Il existe au sujet de l’œuvre fantastique d’André Carpentier un malentendu auquel son premier recueil, Rue Saint-Denis, n’est pas étranger. Le titre aidant, on y a vu l’expression d’un fantastique urbain rompant avec les figures traditionnelles du genre. Il est vrai que le recueil décrit la bohème montréalaise et l’univers de la marginalité par l’entremise de personnages qui composent une faune colorée au sein de laquelle on reconnaît notamment Patrick Straram. Mais ce n’est là qu’un décor, au demeurant sympathique et attachant.

L’image récurrente du fantastique de Carpentier, fil d’Ariane de son œuvre, c’est la recherche du sens de l’existence, quête métaphysique et spirituelle qui anime un grand nombre de ses personnages. Chez l’auteur, en effet, le fantastique surgit au moment où le protagoniste cherche à comprendre le sens de son passage sur terre, au moment où la naissance et la mort se confondent dans une ultime seconde. C’est dire que le temps se situe au cœur même de la méditation qui nourrit son œuvre. Tourné d’abord vers l’individu dans ses propositions fantastiques, ce questionnement sur le temps adopte une perspective plus large dans les nouvelles de science-fiction, car il concerne l’avenir de l’humanité.

La voix d’André Carpentier emprunte de plus en plus, au fil de l’évolution de son œuvre, le ton du mémorialiste, voire d’un évangéliste, pour raconter un fait extraordinaire (« Le “Aum” de la ville ») ou rappeler le legs inestimable d’un maître (« La Leçon »), ce qui confère une solennité, une gravité et – parfois – une certaine affectation à son écriture. C’est que ce ton est tributaire d’un certain mysticisme qui anime les protagonistes aux derniers instants de leur existence. Dans « Le Déserteur » et « Le Vol de Ti-Oiseau », par exemple, Gabriel Beausoleil et Charles Perreault, surnommé Ti-Oiseau, envisagent la mort avec sérénité, comme une rédemption, en raison de leur foi.
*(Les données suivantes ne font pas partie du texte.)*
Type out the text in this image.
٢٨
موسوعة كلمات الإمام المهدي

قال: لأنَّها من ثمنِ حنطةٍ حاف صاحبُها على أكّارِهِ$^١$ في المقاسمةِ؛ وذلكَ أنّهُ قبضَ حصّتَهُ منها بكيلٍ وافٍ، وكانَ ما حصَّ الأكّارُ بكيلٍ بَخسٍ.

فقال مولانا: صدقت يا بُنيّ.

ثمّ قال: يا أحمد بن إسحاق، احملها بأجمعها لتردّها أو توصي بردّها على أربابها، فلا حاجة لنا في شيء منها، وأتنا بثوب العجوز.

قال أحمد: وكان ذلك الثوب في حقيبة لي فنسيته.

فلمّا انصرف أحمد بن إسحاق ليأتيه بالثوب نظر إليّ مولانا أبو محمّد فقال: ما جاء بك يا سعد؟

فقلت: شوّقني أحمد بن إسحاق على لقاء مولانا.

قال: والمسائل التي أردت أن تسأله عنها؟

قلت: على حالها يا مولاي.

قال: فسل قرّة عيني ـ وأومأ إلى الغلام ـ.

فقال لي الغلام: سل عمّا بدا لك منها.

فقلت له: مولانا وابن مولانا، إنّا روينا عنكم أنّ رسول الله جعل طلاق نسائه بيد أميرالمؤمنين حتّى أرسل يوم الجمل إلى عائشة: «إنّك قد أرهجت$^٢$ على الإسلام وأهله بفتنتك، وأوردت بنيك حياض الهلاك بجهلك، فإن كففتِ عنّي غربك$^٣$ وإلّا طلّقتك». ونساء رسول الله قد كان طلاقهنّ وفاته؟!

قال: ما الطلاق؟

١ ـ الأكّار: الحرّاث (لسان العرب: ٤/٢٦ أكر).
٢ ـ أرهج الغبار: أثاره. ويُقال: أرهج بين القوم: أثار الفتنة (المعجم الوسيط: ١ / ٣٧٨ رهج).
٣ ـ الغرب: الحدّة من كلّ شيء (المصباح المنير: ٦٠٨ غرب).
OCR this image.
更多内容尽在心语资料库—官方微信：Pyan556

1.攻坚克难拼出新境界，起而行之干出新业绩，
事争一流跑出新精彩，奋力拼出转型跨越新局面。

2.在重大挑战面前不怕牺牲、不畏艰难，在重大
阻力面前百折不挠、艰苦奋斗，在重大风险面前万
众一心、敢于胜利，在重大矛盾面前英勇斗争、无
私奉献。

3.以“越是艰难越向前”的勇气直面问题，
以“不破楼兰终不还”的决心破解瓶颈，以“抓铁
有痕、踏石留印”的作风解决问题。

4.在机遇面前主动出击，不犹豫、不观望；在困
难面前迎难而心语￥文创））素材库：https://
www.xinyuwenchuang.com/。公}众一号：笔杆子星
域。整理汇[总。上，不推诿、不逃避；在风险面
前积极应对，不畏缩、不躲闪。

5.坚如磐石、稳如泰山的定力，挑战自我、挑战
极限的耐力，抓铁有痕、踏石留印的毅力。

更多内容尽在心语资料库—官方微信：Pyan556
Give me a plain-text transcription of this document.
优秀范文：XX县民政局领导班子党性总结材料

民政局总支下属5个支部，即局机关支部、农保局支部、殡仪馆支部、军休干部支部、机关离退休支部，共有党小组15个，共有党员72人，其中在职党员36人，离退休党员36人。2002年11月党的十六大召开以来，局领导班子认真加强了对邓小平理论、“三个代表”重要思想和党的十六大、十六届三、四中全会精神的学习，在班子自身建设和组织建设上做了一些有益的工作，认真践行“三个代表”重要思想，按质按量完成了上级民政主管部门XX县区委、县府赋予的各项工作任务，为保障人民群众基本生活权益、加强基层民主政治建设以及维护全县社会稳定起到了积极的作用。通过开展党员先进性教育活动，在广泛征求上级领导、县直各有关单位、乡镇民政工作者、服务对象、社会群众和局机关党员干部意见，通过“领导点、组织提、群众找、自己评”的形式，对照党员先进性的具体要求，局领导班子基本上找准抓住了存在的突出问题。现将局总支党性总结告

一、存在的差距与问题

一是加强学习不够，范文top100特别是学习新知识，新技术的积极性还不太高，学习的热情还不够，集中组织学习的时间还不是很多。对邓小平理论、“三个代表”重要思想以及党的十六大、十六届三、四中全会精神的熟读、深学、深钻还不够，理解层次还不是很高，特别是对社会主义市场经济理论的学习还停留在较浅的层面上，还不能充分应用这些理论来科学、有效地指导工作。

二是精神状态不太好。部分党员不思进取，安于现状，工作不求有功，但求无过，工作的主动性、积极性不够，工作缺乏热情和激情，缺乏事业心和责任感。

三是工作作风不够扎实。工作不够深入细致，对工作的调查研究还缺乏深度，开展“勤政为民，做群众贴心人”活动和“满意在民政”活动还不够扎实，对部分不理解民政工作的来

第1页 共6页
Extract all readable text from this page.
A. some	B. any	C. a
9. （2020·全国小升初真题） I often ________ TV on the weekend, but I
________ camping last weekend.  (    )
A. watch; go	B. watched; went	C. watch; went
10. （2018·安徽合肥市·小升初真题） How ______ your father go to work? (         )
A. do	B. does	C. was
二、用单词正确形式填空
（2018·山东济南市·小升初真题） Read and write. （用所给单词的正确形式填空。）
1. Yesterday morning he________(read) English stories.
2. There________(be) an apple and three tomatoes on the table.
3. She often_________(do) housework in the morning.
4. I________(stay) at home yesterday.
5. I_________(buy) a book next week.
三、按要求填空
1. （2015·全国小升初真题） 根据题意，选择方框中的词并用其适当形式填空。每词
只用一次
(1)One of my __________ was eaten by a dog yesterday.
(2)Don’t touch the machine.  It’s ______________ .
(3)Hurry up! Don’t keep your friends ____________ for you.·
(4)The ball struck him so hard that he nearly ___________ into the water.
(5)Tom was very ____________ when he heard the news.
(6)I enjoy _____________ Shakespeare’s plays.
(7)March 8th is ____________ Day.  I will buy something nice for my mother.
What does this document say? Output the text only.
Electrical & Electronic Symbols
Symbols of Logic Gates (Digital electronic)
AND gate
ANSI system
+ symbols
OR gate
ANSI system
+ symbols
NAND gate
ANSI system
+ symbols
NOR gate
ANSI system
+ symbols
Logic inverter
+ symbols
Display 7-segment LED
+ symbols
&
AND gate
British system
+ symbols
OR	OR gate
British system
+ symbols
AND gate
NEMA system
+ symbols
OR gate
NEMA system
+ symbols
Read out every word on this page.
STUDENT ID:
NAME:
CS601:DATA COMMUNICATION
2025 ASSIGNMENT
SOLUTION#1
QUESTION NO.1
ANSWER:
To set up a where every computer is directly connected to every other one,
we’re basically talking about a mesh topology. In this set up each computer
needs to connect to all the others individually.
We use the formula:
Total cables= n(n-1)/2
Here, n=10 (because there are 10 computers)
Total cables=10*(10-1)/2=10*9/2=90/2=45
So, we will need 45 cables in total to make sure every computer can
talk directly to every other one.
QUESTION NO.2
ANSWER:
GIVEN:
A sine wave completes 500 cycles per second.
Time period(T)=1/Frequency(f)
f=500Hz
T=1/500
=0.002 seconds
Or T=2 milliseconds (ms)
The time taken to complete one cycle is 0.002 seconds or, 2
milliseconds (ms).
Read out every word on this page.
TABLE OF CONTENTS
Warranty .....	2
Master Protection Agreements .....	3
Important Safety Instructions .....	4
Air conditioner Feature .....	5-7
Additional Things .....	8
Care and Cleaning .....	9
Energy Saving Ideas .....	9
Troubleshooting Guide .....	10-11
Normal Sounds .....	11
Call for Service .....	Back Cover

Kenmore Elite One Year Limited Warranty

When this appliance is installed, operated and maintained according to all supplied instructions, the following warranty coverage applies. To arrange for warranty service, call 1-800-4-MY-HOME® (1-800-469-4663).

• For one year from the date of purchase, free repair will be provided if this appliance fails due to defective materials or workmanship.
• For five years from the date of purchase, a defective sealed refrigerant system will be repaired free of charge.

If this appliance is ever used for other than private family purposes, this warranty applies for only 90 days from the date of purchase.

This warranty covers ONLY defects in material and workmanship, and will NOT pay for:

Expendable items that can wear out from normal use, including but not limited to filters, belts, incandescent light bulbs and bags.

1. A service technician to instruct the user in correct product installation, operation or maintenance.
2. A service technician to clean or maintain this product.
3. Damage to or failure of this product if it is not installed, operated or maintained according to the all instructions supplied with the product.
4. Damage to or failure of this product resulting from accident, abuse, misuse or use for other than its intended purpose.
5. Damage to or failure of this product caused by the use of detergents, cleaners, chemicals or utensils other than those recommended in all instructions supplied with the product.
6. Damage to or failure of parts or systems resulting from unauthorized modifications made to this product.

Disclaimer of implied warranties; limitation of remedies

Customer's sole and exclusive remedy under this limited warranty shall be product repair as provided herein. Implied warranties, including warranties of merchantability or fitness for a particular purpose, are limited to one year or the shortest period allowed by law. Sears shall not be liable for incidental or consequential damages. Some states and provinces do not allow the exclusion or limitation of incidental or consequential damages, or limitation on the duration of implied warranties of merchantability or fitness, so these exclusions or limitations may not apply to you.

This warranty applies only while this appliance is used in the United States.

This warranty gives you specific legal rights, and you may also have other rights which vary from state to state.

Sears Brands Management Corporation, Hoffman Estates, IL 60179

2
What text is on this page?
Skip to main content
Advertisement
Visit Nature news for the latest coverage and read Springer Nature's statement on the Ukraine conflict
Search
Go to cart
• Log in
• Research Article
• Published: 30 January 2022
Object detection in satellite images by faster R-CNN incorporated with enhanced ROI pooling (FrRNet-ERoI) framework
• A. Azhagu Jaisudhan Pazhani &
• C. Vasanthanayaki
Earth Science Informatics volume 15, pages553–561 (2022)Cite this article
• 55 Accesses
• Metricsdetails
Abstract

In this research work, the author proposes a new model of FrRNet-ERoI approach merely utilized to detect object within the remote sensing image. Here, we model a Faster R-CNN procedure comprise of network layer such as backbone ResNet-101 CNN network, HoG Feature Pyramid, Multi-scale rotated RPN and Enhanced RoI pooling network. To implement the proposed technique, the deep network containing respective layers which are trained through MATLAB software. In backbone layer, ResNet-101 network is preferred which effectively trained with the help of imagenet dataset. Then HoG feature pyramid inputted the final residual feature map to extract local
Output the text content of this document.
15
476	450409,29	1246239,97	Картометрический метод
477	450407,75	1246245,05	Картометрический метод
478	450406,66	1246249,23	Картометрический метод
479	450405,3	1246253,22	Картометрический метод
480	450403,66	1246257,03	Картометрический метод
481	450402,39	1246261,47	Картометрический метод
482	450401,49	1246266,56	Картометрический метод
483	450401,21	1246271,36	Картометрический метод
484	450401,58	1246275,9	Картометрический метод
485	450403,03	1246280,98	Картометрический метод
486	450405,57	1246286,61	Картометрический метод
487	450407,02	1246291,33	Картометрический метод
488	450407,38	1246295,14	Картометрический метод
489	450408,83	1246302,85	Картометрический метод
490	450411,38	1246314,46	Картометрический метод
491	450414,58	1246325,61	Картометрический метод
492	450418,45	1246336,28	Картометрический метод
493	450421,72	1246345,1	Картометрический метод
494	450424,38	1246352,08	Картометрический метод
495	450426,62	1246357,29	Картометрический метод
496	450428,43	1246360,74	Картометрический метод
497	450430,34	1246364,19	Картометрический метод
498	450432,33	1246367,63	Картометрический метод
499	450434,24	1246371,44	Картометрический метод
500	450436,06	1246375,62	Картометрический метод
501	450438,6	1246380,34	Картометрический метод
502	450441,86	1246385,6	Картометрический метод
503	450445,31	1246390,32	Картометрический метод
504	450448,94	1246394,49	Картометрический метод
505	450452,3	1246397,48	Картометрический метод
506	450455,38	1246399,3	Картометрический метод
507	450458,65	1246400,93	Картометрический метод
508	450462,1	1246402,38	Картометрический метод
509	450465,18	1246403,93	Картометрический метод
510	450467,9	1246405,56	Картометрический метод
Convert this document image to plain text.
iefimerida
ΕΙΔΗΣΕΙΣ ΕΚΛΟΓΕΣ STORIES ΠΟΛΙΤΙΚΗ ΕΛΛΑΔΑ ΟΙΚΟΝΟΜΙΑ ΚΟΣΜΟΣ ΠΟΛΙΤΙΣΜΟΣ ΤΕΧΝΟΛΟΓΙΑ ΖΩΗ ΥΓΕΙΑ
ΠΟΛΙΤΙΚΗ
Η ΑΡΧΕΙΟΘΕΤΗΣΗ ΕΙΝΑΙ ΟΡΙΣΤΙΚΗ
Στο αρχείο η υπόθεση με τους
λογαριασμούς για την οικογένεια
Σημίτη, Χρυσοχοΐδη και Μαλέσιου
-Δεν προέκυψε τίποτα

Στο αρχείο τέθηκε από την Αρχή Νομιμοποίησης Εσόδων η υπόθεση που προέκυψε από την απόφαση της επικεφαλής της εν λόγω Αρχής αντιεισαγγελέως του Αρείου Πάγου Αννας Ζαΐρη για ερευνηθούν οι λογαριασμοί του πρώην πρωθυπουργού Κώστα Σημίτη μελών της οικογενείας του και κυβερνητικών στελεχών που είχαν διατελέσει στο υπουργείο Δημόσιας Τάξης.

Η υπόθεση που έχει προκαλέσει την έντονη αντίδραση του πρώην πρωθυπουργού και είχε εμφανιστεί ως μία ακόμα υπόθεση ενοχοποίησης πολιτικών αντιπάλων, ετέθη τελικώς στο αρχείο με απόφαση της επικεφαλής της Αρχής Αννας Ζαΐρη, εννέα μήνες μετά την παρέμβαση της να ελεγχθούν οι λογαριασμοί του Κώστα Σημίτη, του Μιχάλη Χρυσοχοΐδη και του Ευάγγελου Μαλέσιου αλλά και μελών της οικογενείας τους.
Absentes de Rue Saint-Denis à cause de l’athéisme des personnages, ces préoccupations spirituelles se manifestent pour la première fois dans Du pain des oiseaux. En puisant dans l’Histoire du Québec le sujet de plusieurs nouvelles, Carpentier retourne aux sources du surnaturel, courant majeur du fantastique du XIXe siècle et de la première moitié du XXe. Il se distingue de ses modèles en modernisant le traitement de la révélation surnaturelle, lequel s’appuie sur un discours valorisant le sacré plutôt que la religion.

Désormais, l’œuvre de Carpentier se met au service d’une parole portée par un souffle mystique et incantatoire qui charrie de nombreuses allusions bibliques. Dans « Le Champ du potier », une épigraphe évoque les deniers de Judas qui ont servi à l’achat d’un terrain, tandis que le titre même de la nouvelle « La Septième plaie du siècle » contient une allusion aux dix plaies d’Égypte. Ces références contribuent à établir un réseau de fragments ou d’artefacts littéraires qui donnent à lire une (brève) histoire de l’humanité.

Carpentier va même plus loin dans « Les Lignées du Grand Chien » en mettant en scène un discoureur qui remet en question le dogme servant de fondement religieux à une civilisation répandue dans une galaxie. Épique autant que solennel, ce récit – pour ne pas dire cette épître – laisse une impression durable sur le lecteur.

Si l’art fantastique, chez André Carpentier, se nourrit dans un premier temps au conte, dont il emprunte la forme et parfois les sujets historiques (« Le Coffret de la Corriveau », « La Nuit du conquérant »), il tend par la suite à se fondre dans une parole sacrée. La focalisation du regard, qui passe du terme de la vie individuelle à l’eschatologie universelle, influe grandement sur l’esthétique de la fin qui hante son œuvre.

André Carpentier pratique depuis les années 1990 un autre type d’écriture qui oscille entre le journal intime, la chronique urbaine et l’essai littéraire. Cependant, comme en témoignent des titres comme Gésu retard et Mendiant de l’infini, il est toujours habité par une quête de spiritualité qui constitue le leitmotiv de son œuvre depuis le début.